Monday, October 27, 2008

Hi Ho Hi Ho Its Off To Work I Go

Today was my full first day without kids, and to be honest I am not sure how I feel about it. It was great dropping AJ off at preschool and driving to the gym without lugging Addie and all her stuff to the child watch room and then only having an hour to workout. Today I was able to workout as much as I want and as long as I wished. Plus it was great with missing a week because of Addie's cold and my own head cold not allowing us to get to the gym last week.

So after that I went home and actually took a shower where I could shave my legs and exfoliate! Seriously all mommies know that it is a glorious feeling to be able to do anything for yourself, particularly grooming, without a small voice interrupting. Then I went to train at my new job, which really used to be my old job.

That's right folks I am working the desk again at DeStress. The current receptionist, LaQuanda, is moving on to a new job so my mom, the owner and founder of DeStress Express, thought it would be a perfect solution for me to take LaQuanda's place. For the last two years I have been pretending to be a real estate agent, but really I have been a mommy. I never wanted to be a real estate agent but at the time it seemed like a job that I could be successful in and still have a life because my former job as a retail store manager did not let me have a life at all. The problem is I am a nice person and the majority of agents are overly competitive and mean to each other. I never felt comfortable asking my friends and family for referrals, that is how good real estate agents build their business.

During my time as a real estate agent I sent an article on real estate things to a local newspaper, the Oyster Pointer, and it was accepted. I hadn't written a piece for publication in almost five years so this was a big deal. Then I was asked to be a regular and I think that was the beginning of the end to my real estate career because I started getting more compliments on my articles than on my real estate methods.

So this is a long way of explaining that I am now going back to work as an office manager and lucky for me the Oyster Pointer has asked me to remain as a freelance writer which is really what I want to do and that will help me build my portfolio.

But the biggest dilemma of the day is I didn't miss the kids today. I know that this is a good thing because I trust the people Big Papi and I have hired to take care of them and that I am ready to go back to work.

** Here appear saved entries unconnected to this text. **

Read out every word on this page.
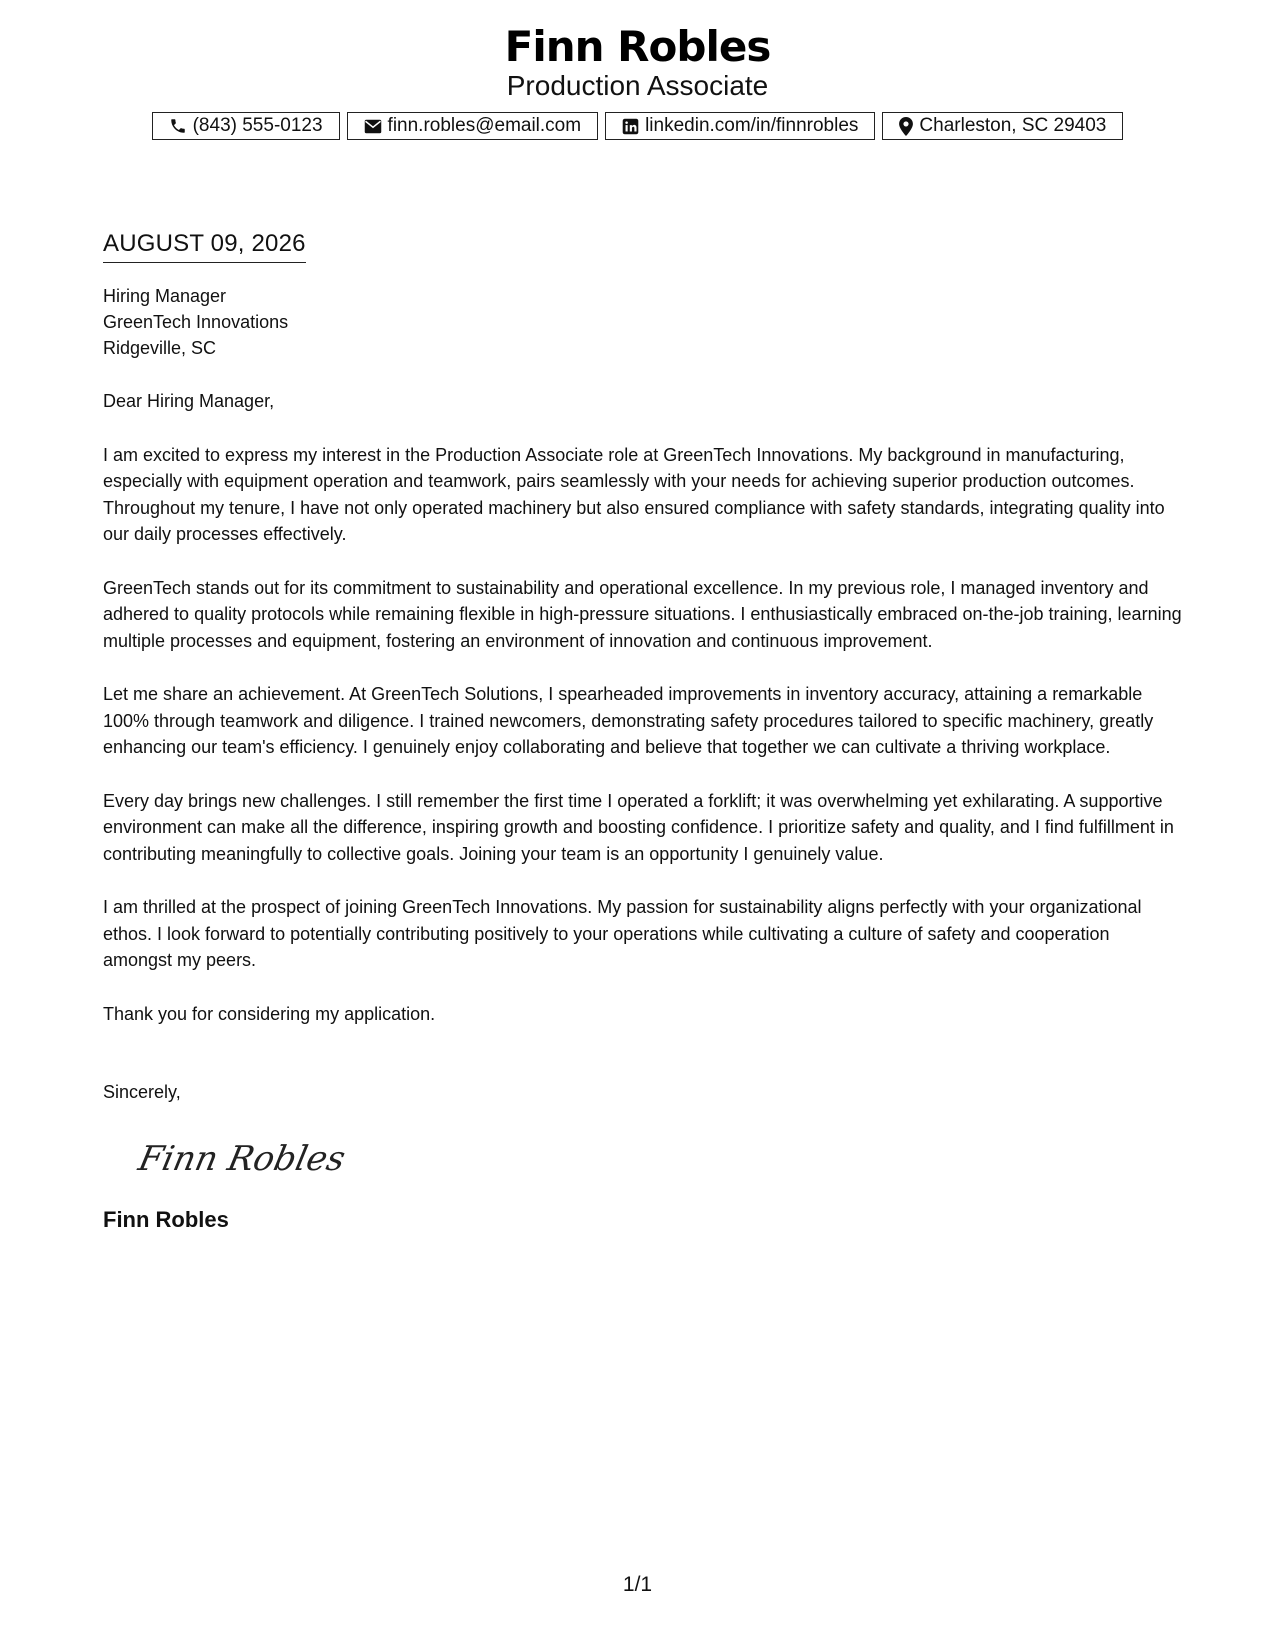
Finn Robles
Production Associate
(843) 555-0123	finn.robles@email.com	linkedin.com/in/finnrobles	Charleston, SC 29403
AUGUST 09, 2026
Hiring Manager
GreenTech Innovations
Ridgeville, SC
Dear Hiring Manager,

I am excited to express my interest in the Production Associate role at GreenTech Innovations. My background in manufacturing, especially with equipment operation and teamwork, pairs seamlessly with your needs for achieving superior production outcomes. Throughout my tenure, I have not only operated machinery but also ensured compliance with safety standards, integrating quality into our daily processes effectively.

GreenTech stands out for its commitment to sustainability and operational excellence. In my previous role, I managed inventory and adhered to quality protocols while remaining flexible in high-pressure situations. I enthusiastically embraced on-the-job training, learning multiple processes and equipment, fostering an environment of innovation and continuous improvement.

Let me share an achievement. At GreenTech Solutions, I spearheaded improvements in inventory accuracy, attaining a remarkable 100% through teamwork and diligence. I trained newcomers, demonstrating safety procedures tailored to specific machinery, greatly enhancing our team's efficiency. I genuinely enjoy collaborating and believe that together we can cultivate a thriving workplace.

Every day brings new challenges. I still remember the first time I operated a forklift; it was overwhelming yet exhilarating. A supportive environment can make all the difference, inspiring growth and boosting confidence. I prioritize safety and quality, and I find fulfillment in contributing meaningfully to collective goals. Joining your team is an opportunity I genuinely value.

I am thrilled at the prospect of joining GreenTech Innovations. My passion for sustainability aligns perfectly with your organizational ethos. I look forward to potentially contributing positively to your operations while cultivating a culture of safety and cooperation amongst my peers.

Thank you for considering my application.

Sincerely,
Finn Robles
Finn Robles
1/1
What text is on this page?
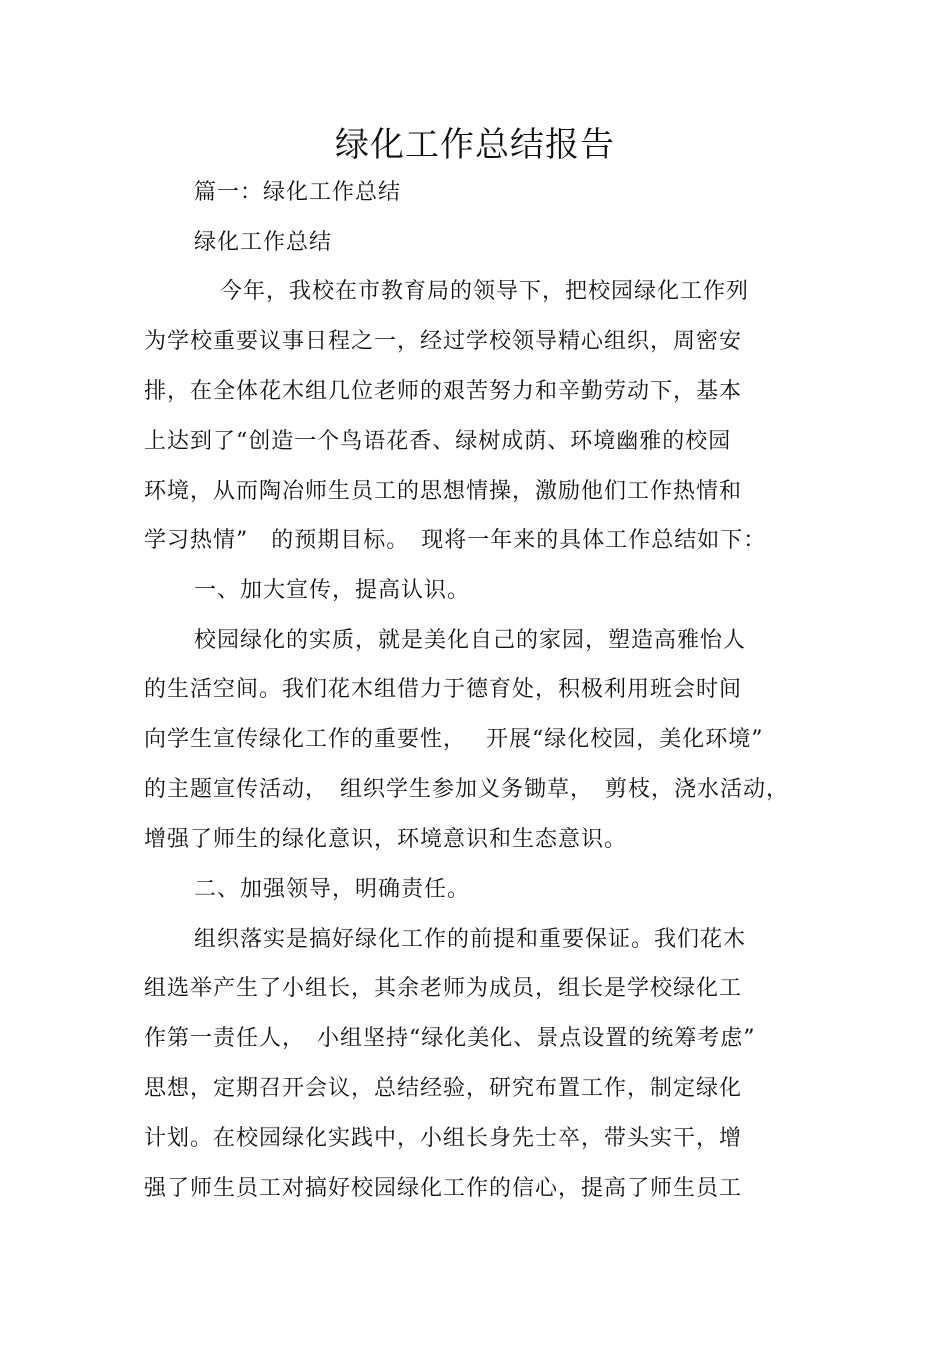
绿化工作总结报告
篇一：绿化工作总结
绿化工作总结
今年，我校在市教育局的领导下，把校园绿化工作列
为学校重要议事日程之一，经过学校领导精心组织，周密安
排，在全体花木组几位老师的艰苦努力和辛勤劳动下，基本
上达到了“创造一个鸟语花香、绿树成荫、环境幽雅的校园
环境，从而陶冶师生员工的思想情操，激励他们工作热情和
学习热情”　的预期目标。　现将一年来的具体工作总结如下：
一、加大宣传，提高认识。
校园绿化的实质，就是美化自己的家园，塑造高雅怡人
的生活空间。我们花木组借力于德育处，积极利用班会时间
向学生宣传绿化工作的重要性，　 开展“绿化校园，美化环境”
的主题宣传活动，　组织学生参加义务锄草，　剪枝，浇水活动，
增强了师生的绿化意识，环境意识和生态意识。
二、加强领导，明确责任。
组织落实是搞好绿化工作的前提和重要保证。我们花木
组选举产生了小组长，其余老师为成员，组长是学校绿化工
作第一责任人，　小组坚持“绿化美化、景点设置的统筹考虑”
思想，定期召开会议，总结经验，研究布置工作，制定绿化
计划。在校园绿化实践中，小组长身先士卒，带头实干，增
强了师生员工对搞好校园绿化工作的信心，提高了师生员工
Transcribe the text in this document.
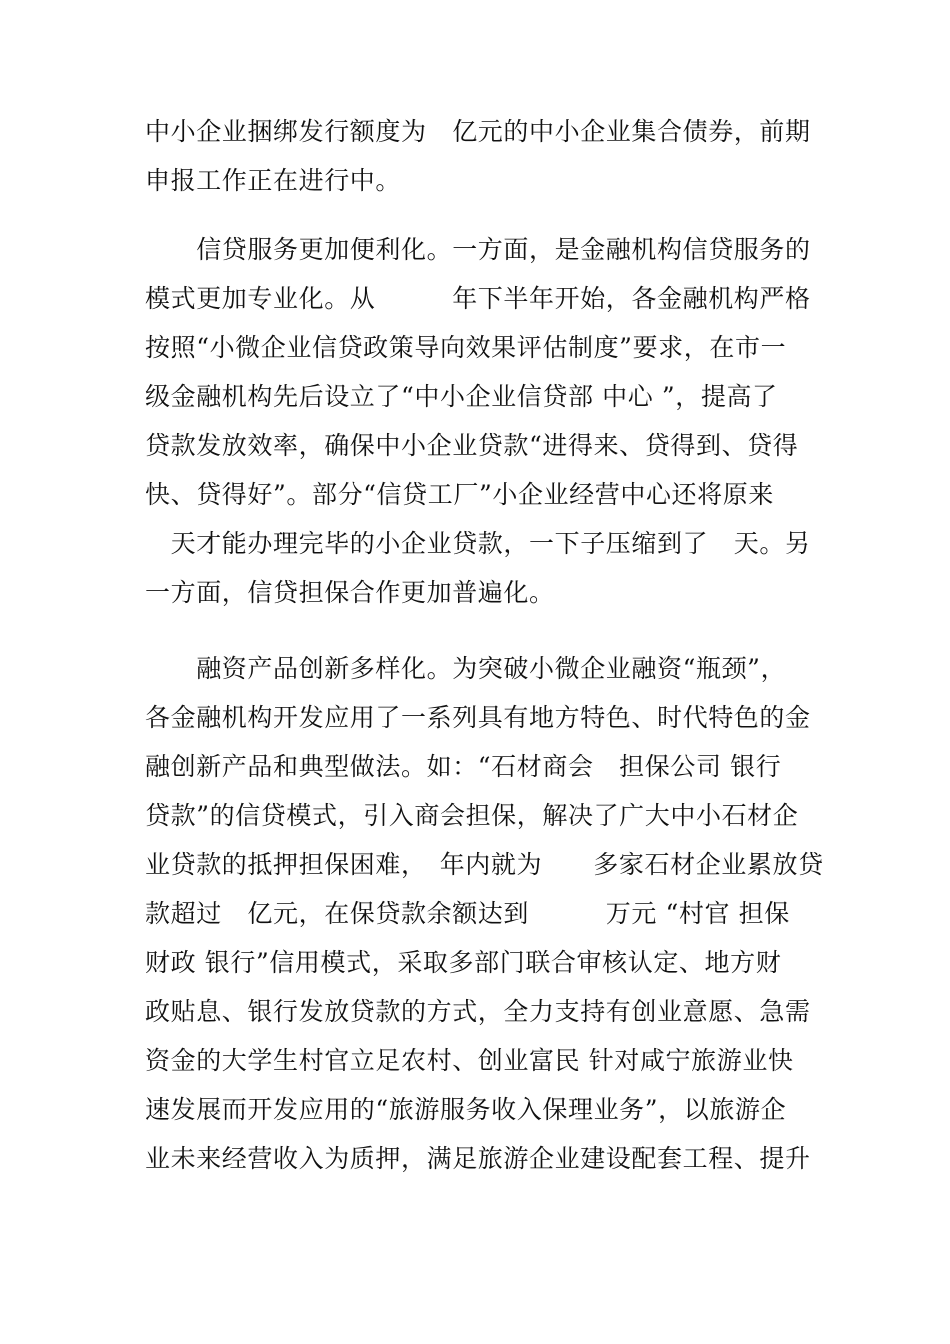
中小企业捆绑发行额度为　亿元的中小企业集合债券，前期
申报工作正在进行中。
　　信贷服务更加便利化。一方面，是金融机构信贷服务的
模式更加专业化。从　　　年下半年开始，各金融机构严格
按照“小微企业信贷政策导向效果评估制度”要求，在市一
级金融机构先后设立了“中小企业信贷部 中心 ”，提高了
贷款发放效率，确保中小企业贷款“进得来、贷得到、贷得
快、贷得好”。部分“信贷工厂”小企业经营中心还将原来
　天才能办理完毕的小企业贷款，一下子压缩到了　天。另
一方面，信贷担保合作更加普遍化。
　　融资产品创新多样化。为突破小微企业融资“瓶颈”，
各金融机构开发应用了一系列具有地方特色、时代特色的金
融创新产品和典型做法。如：“石材商会　担保公司 银行
贷款”的信贷模式，引入商会担保，解决了广大中小石材企
业贷款的抵押担保困难，　年内就为　　多家石材企业累放贷
款超过　亿元，在保贷款余额达到　　　万元 “村官 担保
财政 银行”信用模式，采取多部门联合审核认定、地方财
政贴息、银行发放贷款的方式，全力支持有创业意愿、急需
资金的大学生村官立足农村、创业富民 针对咸宁旅游业快
速发展而开发应用的“旅游服务收入保理业务”，以旅游企
业未来经营收入为质押，满足旅游企业建设配套工程、提升
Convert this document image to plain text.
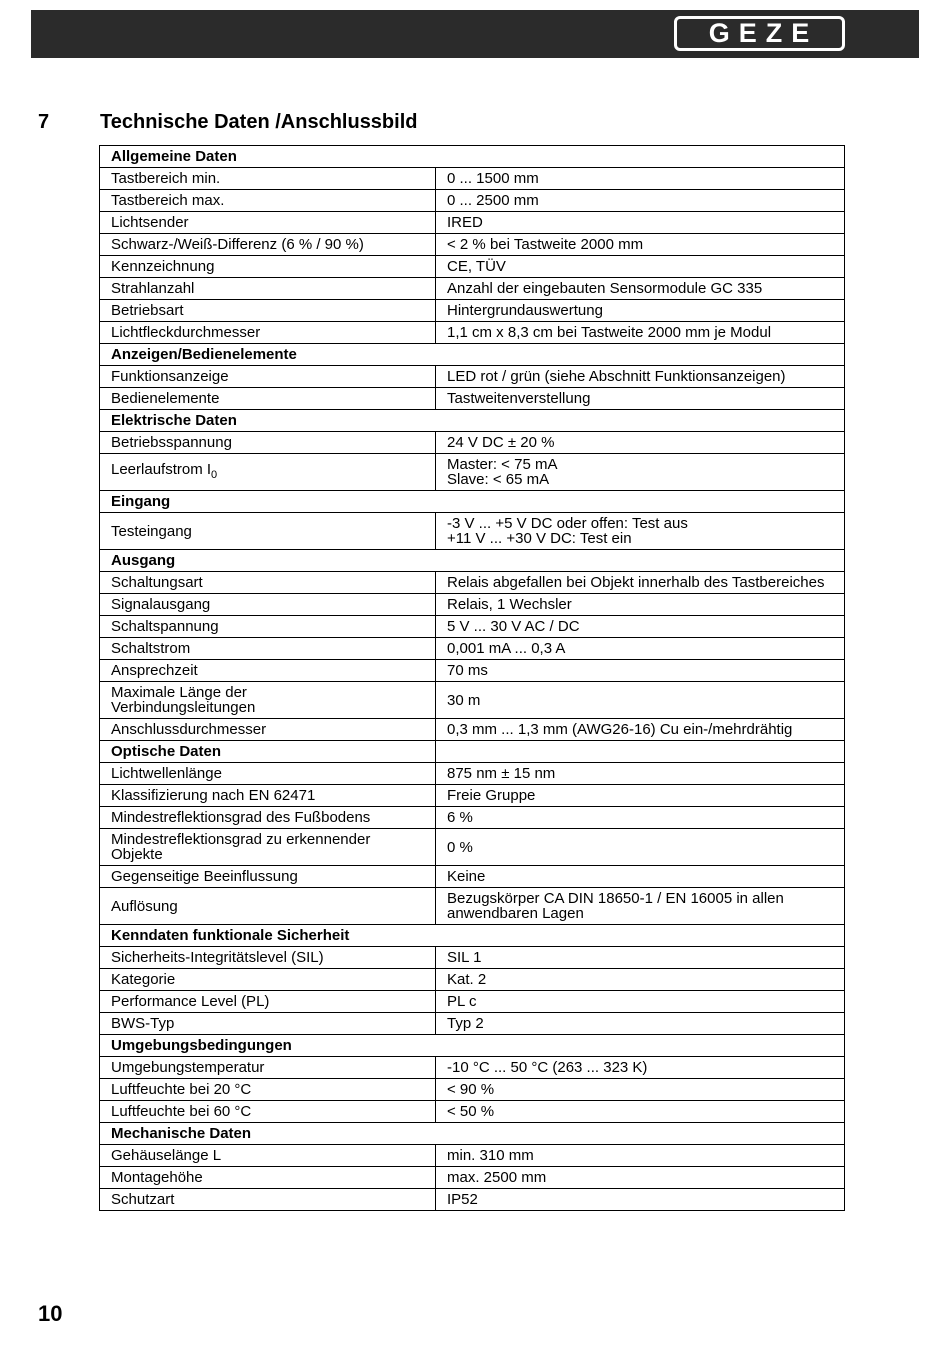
GEZE
7	Technische Daten /Anschlussbild
Allgemeine Daten	
Tastbereich min.	0 ... 1500 mm
Tastbereich max.	0 ... 2500 mm
Lichtsender	IRED
Schwarz-/Weiß-Differenz (6 % / 90 %)	< 2 % bei Tastweite 2000 mm
Kennzeichnung	CE, TÜV
Strahlanzahl	Anzahl der eingebauten Sensormodule GC 335
Betriebsart	Hintergrundauswertung
Lichtfleckdurchmesser	1,1 cm x 8,3 cm bei Tastweite 2000 mm je Modul
Anzeigen/Bedienelemente	
Funktionsanzeige	LED rot / grün (siehe Abschnitt Funktionsanzeigen)
Bedienelemente	Tastweitenverstellung
Elektrische Daten	
Betriebsspannung	24 V DC ± 20 %
Leerlaufstrom $I_0$	Master: < 75 mA
Slave: < 65 mA
Eingang	
Testeingang	-3 V ... +5 V DC oder offen: Test aus
+11 V ... +30 V DC: Test ein
Ausgang	
Schaltungsart	Relais abgefallen bei Objekt innerhalb des Tastbereiches
Signalausgang	Relais, 1 Wechsler
Schaltspannung	5 V ... 30 V AC / DC
Schaltstrom	0,001 mA ... 0,3 A
Ansprechzeit	70 ms
Maximale Länge der
Verbindungsleitungen	30 m
Anschlussdurchmesser	0,3 mm ... 1,3 mm (AWG26-16) Cu ein-/mehrdrähtig
Optische Daten	
Lichtwellenlänge	875 nm ± 15 nm
Klassifizierung nach EN 62471	Freie Gruppe
Mindestreflektionsgrad des Fußbodens	6 %
Mindestreflektionsgrad zu erkennender
Objekte	0 %
Gegenseitige Beeinflussung	Keine
Auflösung	Bezugskörper CA DIN 18650-1 / EN 16005 in allen
anwendbaren Lagen
Kenndaten funktionale Sicherheit	
Sicherheits-Integritätslevel (SIL)	SIL 1
Kategorie	Kat. 2
Performance Level (PL)	PL c
BWS-Typ	Typ 2
Umgebungsbedingungen	
Umgebungstemperatur	-10 °C ... 50 °C (263 ... 323 K)
Luftfeuchte bei 20 °C	< 90 %
Luftfeuchte bei 60 °C	< 50 %
Mechanische Daten	
Gehäuselänge L	min. 310 mm
Montagehöhe	max. 2500 mm
Schutzart	IP52
10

The bigger problem I have is that it proves that I am not a person who can be about her children all the time. I need an identity outside my mommy role. Yes I am proud to be AJ Rice's mommy x 2 but I am also a wife and a woman with talents other than pushing out babies.

For those mothers who make the choice to put your kids above everything else are afraid to step out of the mommy role to reclaim the talent lives they had before the kids came. Going back to work for me is doing that for myself, reclaiming the woman who just happens to also be a mommy.

1 comment:

  1. All your links are messed up again :-( Why don't you massage again? Or is that too annoying?